Having been one of the highest profile titles on Apple Arcade, Oceanhorn 2 has been around for a little while now, but it’s apt that it’s now out on Nintendo Switch. This is, after all, a series that takes clear influence (to put it generously) from the Legend of Zelda series.
The first Oceanhorn was a bit of a sleeper hit, taking aspects of Zelda and applying it to a well designed isometric flooded world. Knights of the Lost Realm is billed clearly as Oceanhorn 2 but is in fact a prequel, and one that takes place a thousand years before the events of the first game. This complete disregard for the logic and chronology of reality is not entirely new in games, but this is perhaps the most blatant example in a while. Still, how does the Zelda-alike fare on the home of its illustrious inspiration?
First up, Oceanhorn is a lovely looking game, and one that feels like a tribute to both Wind Waker and Skyward Sword. The bright and colourful environments are impressively detailed with a surprisingly long draw distance and relatively little pop-in. Admittedly I was playing on a Switch Lite so it is possible that these may be more noticeable on the big screen, but the visual design really nails the Zelda vibe. In this, as with so many other aspects, though, the line between tribute and outright copy is a fine one indeed.
The storyline of Knights of the Lost Realm is standard Zelda fare. Your Hero, an unnamed Link cosplayer, must work alongside champions from other areas of Gaia to return three Emblems to their rightful locations and power the Great Core beneath the capital city. To be honest, this plot is mostly irrelevant and just serves to link (ha) your journey together.

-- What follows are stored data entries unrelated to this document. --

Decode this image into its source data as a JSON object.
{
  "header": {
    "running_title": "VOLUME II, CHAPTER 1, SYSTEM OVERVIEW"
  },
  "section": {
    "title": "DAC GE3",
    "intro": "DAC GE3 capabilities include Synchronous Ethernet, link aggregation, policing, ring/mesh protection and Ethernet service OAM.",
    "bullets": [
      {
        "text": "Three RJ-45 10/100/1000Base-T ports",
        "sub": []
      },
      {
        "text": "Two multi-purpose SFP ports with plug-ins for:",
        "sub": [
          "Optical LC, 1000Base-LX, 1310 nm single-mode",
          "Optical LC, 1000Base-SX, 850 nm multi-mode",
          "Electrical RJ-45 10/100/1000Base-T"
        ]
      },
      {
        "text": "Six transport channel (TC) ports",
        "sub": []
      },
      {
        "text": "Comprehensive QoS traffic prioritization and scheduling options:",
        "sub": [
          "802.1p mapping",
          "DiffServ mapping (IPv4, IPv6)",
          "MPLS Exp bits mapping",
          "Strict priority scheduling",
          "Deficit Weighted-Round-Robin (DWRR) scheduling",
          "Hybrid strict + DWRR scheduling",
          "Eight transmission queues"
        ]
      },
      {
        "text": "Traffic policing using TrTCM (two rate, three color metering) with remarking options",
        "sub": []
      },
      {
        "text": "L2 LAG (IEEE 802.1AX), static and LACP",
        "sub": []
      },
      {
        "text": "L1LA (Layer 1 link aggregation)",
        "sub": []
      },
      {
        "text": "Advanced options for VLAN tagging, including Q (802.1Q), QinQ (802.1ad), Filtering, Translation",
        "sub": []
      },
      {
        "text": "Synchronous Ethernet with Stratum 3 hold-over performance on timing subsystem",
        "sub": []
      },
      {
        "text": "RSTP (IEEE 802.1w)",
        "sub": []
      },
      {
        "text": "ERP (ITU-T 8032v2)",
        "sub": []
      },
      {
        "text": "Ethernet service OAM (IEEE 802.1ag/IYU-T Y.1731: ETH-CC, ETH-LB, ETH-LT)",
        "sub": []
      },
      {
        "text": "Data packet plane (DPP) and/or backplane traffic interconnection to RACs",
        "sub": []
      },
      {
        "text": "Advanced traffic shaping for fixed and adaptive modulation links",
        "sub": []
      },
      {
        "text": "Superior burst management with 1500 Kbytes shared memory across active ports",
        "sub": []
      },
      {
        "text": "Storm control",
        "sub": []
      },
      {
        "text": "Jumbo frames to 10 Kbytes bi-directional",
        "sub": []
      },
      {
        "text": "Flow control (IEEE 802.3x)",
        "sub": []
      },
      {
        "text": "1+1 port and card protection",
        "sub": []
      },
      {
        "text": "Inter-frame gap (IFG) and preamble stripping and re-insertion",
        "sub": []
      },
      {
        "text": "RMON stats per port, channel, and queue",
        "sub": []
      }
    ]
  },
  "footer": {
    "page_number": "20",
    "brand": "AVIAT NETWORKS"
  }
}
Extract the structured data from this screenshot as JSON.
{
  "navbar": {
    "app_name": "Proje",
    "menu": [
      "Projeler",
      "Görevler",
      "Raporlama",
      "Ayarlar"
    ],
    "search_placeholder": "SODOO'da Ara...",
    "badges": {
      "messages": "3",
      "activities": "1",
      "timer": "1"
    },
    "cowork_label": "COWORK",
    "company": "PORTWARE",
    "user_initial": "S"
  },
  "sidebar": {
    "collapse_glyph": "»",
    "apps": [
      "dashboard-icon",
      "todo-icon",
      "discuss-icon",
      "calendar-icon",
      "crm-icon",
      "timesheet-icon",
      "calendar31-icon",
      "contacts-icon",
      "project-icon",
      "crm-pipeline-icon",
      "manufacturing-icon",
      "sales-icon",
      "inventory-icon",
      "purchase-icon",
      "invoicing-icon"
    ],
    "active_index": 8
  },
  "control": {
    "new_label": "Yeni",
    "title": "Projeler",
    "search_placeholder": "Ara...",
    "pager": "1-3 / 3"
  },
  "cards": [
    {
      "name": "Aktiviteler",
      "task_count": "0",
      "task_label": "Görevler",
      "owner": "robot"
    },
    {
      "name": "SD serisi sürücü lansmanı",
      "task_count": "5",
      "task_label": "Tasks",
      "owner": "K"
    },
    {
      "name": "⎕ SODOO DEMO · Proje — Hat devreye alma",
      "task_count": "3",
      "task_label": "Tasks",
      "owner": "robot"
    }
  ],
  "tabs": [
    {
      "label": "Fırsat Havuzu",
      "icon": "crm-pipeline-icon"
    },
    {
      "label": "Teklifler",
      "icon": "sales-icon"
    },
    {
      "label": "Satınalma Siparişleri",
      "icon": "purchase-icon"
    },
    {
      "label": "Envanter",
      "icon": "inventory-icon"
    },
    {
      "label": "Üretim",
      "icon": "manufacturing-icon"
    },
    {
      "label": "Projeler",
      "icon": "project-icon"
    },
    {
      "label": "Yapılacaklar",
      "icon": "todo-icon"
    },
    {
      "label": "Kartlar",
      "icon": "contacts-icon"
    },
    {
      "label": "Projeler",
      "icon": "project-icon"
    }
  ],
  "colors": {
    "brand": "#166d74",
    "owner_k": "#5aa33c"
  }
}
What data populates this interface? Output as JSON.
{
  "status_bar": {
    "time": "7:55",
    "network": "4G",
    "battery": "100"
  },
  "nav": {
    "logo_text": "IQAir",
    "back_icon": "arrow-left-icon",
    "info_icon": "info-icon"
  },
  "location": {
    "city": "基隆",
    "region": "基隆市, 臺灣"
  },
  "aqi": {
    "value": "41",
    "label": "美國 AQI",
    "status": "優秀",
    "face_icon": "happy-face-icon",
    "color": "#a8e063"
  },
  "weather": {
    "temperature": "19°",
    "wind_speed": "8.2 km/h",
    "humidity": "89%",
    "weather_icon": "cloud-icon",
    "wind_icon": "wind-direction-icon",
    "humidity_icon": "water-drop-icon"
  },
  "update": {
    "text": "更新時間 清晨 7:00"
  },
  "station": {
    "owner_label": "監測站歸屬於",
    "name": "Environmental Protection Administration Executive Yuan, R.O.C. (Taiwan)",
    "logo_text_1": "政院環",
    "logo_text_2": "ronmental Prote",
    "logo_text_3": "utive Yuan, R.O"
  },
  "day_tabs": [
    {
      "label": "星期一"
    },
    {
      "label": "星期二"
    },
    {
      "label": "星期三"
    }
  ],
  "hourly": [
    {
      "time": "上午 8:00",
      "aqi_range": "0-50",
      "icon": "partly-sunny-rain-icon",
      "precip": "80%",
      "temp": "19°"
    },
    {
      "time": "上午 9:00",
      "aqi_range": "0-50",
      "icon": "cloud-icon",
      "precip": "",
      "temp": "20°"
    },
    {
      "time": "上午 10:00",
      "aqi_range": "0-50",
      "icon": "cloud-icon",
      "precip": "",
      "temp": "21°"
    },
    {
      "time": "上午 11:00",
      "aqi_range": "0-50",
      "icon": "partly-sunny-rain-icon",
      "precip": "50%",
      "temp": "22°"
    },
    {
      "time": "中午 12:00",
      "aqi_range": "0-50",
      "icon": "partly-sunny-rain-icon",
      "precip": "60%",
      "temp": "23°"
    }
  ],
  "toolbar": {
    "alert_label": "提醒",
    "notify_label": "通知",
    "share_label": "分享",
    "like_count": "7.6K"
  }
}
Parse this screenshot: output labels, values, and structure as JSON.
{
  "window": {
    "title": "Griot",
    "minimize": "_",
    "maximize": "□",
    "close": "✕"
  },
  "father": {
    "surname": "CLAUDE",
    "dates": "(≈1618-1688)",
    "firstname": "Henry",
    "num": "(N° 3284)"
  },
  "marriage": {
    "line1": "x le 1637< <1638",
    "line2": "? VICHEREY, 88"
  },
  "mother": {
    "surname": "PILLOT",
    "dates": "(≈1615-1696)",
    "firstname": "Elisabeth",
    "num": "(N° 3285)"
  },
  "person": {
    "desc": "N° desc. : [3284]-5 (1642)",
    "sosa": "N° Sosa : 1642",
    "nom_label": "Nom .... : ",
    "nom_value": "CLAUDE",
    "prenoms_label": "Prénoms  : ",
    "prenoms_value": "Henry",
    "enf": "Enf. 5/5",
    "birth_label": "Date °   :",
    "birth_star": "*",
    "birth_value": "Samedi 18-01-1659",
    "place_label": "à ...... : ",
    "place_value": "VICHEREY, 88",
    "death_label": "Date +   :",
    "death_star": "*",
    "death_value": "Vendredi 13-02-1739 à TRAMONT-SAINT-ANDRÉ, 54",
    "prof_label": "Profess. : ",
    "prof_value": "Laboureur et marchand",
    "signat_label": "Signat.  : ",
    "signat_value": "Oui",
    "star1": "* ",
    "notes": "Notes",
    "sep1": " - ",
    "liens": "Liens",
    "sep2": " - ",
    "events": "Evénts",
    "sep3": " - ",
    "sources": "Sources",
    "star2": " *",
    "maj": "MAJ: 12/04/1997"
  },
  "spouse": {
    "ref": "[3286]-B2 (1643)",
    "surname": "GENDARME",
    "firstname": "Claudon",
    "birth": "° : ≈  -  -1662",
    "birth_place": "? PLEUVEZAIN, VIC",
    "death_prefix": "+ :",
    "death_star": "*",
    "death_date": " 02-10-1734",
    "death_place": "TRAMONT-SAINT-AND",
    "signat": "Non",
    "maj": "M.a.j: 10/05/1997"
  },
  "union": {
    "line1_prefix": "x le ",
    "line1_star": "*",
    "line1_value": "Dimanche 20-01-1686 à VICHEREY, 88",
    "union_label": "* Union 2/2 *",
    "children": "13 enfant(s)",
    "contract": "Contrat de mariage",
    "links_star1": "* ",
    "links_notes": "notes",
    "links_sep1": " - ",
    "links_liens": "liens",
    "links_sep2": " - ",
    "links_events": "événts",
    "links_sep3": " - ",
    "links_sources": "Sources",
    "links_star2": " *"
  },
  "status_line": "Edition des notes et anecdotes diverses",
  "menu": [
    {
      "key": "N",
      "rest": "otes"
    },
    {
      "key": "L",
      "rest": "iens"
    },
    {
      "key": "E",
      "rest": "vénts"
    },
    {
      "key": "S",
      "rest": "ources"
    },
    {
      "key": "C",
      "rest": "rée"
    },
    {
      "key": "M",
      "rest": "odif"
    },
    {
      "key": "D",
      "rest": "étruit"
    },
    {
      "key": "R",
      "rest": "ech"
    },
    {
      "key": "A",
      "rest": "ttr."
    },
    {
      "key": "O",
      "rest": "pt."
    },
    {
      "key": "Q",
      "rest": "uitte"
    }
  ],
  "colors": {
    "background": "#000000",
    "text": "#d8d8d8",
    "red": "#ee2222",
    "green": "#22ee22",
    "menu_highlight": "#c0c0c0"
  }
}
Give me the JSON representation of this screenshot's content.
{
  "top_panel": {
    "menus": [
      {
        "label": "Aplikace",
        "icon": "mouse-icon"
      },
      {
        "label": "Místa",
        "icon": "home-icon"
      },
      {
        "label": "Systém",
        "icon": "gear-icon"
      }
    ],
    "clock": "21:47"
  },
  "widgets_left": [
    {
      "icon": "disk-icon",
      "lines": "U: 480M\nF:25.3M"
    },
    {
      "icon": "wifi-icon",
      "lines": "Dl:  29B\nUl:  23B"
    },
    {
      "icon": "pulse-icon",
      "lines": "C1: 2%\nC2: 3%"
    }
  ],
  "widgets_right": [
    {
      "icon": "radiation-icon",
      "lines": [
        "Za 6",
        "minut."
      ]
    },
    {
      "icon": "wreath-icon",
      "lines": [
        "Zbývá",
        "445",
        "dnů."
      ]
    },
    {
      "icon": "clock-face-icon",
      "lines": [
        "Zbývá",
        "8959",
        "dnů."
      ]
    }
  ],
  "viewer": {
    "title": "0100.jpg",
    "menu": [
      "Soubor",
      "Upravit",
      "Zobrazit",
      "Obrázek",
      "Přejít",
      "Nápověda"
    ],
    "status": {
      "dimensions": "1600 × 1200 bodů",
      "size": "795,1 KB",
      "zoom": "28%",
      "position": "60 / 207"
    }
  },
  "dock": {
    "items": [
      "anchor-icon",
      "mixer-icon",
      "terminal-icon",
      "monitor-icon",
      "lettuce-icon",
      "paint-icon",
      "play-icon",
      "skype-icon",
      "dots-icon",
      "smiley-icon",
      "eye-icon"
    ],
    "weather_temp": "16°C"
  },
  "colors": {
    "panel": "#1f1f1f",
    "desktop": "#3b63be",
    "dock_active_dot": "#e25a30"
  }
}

As with Zelda, the overall battle against a big bad is delayed by a series of glorified fetch quests that take you through various dungeons, each containing an essential item or power-up. In this sense, Oceanhorn 2 is arguably a truer sequel to the series than the open world Breath of the Wild. The supporting characters are fine, with perfectly adequate voice acting, but are certainly not as memorable as genre highlights like Xenoblade Chronicles.
At first you’ll be equipped with nothing but your trusty sword, but this is soon joined by a shield and the versatile Caster gun, which acts as both ranged weapon and elemental magic purveyor. You’ll also unlock bombs and a hookshot as you progress, and start putting it all to use for solving puzzles with switches, lever and buttons. The Caster gun leads to some of the game’s more involved puzzles, with some memorable electricity and ice related head-scratchers. Again, this all reads like I’m describing a classic Zelda adventure, because that is exactly how it feels.
The environments are clearly and easy to navigate, with only a few roadblocks where I couldn’t make out what I needed to do (some of these were admittedly due to forgetting basic elemental properties). That isn’t to say that Oceanhorn 2 is an easy game though, as there are a few quite fiendish moments that really force you to make full use of your equipment.
Combat is pretty frequent and is mostly fairly straightforward. You can start off by shooting from afar, quickly zoom to your enemies using your hookshot, and then pull out your sword and shield for good old-school action RPG battling. The lack of a lock-on feature is a bit annoying, but something I quickly got used to. A little more of an issue is that you have to map your shield to the same face button as your items, which makes for some fiddly moments. This makes cool combinations of items unwieldy and results in you relying on prod and roll techniques for the most part. The Caster gun’s elemental spells are always available, however, and freezing or burning your enemies is a great way to give yourself an edge.
Boss battles are present and correct, mostly taking the form of mobile environmental puzzles rather than twitchy combat encounters, which leads to some lengthy sections of doing no damage until you work out the enemy’s weak spot. These aren’t always that obvious (until they’ve been exposed), which is a refreshing change of pace to most video games. Unfortunately, the less memorable bosses were the two final ones, which undermined the narrative climax of the game. Given its role as a prequel, it’ll come as no surprise to hear that the ending is inconclusive, although it has been modified since the original Apple Arcade release.